Satellite-derived shallow water depths estimation using remote sensing and artificial intelligence models, a case study: Darbandikhan Lake Upper, Kurdistan Region, Iraq

Bathymetric mapping provides valuable information for the estimation of the depth and volume of enclosed inland water bodies that are useful in the planning and management of water resources. The use of conventional methods for the detection of shallow water depth, specifically in flooded areas, has been challenging. However, advances in remote sensing technology combined with artificial intelligence (AI) offer a reliable method. This study presents a reliable method to estimate water depth, using the Darbandikhan Lake Upper (DLU) as a test site. The novelty of this work lies in using a combination of Quantile Regression Forests (QRF), Random Forest (RF), Support Vector Machine (SVM), and Artificial Neural Networks (ANN) approaches together with the reflectance of Sentinel-2 and the ICESat-2 LiDAR data to estimate the depth of the water in the DLU during the 2019 spring flood.

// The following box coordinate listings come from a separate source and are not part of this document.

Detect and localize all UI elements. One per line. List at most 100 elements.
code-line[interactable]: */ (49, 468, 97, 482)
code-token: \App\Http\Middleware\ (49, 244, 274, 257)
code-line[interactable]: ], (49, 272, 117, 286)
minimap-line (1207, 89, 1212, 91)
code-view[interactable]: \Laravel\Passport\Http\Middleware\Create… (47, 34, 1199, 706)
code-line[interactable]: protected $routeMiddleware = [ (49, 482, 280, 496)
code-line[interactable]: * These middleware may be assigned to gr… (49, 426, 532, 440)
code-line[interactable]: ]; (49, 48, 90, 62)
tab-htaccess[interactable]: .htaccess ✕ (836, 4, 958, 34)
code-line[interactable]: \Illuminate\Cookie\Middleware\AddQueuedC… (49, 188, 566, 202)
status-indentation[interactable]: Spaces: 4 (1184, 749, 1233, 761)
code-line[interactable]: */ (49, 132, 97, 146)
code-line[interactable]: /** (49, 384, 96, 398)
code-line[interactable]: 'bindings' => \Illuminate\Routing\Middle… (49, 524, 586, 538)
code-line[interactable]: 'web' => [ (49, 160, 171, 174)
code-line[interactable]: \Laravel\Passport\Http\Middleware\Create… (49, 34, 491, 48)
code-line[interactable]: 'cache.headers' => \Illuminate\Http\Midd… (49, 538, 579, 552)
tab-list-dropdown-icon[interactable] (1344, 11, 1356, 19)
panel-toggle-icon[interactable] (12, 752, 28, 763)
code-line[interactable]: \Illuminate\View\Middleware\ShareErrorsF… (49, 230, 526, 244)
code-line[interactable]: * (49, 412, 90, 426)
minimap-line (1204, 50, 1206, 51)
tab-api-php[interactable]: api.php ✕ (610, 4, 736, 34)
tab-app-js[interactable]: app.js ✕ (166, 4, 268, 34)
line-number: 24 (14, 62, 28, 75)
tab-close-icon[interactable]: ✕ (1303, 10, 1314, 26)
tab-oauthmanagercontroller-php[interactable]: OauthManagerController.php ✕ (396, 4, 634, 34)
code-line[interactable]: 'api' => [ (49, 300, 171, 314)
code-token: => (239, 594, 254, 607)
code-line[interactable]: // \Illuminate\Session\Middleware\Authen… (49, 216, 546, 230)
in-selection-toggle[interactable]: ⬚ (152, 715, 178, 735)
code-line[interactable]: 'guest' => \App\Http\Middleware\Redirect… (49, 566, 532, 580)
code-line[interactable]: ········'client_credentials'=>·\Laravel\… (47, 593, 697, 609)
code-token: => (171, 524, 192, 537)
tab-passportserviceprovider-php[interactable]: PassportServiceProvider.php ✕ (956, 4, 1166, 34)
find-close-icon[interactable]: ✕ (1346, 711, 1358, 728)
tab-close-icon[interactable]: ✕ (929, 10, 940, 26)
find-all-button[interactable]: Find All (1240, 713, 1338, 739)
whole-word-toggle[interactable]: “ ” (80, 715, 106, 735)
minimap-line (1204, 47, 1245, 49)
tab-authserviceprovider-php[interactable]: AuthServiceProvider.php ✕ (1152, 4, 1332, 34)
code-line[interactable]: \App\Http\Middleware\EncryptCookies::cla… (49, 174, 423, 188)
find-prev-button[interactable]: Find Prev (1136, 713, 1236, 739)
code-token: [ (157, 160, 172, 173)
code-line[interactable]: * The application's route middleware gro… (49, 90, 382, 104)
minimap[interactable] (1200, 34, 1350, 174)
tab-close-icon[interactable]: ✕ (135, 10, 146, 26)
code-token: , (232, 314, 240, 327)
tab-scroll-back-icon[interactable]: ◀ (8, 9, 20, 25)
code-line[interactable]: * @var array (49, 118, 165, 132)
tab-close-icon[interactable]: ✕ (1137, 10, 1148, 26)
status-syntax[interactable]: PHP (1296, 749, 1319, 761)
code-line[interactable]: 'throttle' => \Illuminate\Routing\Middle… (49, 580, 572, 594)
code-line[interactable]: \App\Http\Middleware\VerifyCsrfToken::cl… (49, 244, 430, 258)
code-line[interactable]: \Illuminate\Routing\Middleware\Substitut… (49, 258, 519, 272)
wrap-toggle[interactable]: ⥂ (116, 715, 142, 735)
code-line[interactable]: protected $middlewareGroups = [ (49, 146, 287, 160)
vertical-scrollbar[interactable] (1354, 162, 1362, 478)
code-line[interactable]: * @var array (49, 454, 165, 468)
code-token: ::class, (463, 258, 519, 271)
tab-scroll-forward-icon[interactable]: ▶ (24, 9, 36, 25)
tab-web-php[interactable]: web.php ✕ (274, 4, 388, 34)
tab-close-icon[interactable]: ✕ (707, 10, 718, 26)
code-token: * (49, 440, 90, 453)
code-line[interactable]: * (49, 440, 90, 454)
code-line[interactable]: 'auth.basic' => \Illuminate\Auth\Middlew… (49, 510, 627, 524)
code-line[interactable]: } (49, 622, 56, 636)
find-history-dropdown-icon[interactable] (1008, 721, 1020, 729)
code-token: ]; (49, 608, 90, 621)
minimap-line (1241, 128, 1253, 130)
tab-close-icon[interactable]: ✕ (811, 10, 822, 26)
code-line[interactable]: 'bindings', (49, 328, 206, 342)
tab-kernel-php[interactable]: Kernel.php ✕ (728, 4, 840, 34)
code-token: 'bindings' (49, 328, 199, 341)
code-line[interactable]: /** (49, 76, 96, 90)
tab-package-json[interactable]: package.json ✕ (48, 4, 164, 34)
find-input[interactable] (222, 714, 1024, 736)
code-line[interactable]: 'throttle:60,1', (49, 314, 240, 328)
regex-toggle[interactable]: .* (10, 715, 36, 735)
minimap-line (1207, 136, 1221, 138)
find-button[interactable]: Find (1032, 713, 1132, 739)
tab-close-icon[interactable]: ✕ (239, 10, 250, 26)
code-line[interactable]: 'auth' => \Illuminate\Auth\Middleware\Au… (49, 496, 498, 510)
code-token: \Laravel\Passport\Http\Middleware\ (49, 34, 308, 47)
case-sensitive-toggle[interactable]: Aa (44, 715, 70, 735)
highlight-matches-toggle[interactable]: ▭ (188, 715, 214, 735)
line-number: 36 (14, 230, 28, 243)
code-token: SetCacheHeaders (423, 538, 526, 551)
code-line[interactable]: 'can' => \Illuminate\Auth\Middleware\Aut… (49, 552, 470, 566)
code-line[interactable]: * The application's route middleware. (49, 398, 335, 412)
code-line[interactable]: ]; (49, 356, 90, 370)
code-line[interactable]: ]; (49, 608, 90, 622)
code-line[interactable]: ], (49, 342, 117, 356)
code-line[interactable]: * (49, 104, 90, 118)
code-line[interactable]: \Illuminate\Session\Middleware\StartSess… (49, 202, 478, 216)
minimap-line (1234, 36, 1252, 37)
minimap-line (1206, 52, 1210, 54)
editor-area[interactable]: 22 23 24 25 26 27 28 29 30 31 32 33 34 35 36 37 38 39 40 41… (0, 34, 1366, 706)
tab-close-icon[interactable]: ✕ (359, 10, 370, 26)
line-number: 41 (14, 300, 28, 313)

Our results gave the coefficient of determination (R2) and root mean square error (RMSE) between the actual depth obtained from the ICESat-2 and the estimated depth from the applied artificial intelligence models of 0.984, 0.983, 0.868, and 0.809; and 0.545, 0.569, 1.618, and 2.143 for the QRF, RF, SVM, and ANN models, respectively. This study, which applied the QRF model for the first time to determine the satellite-derived water depths, produced the most accurate result, with the maximum and mean estimated depth of DLU being 19.93 and 6.29 m, respectively. This study shows that the most sensitive bands to estimate the bathymetry are Band 9 (940 nm), Band 3 (560 nm), and Band 5 (705 nm) of the Sentinel-2, while the less sensitive bands are Band 2 (490 nm) and Band 11 (1610 nm). We argue that this technique can be applied to estimate the depth of shallow water bodies using passive satellite imageries in other regions of the world regardless of the full coverage availability of ICESat-2.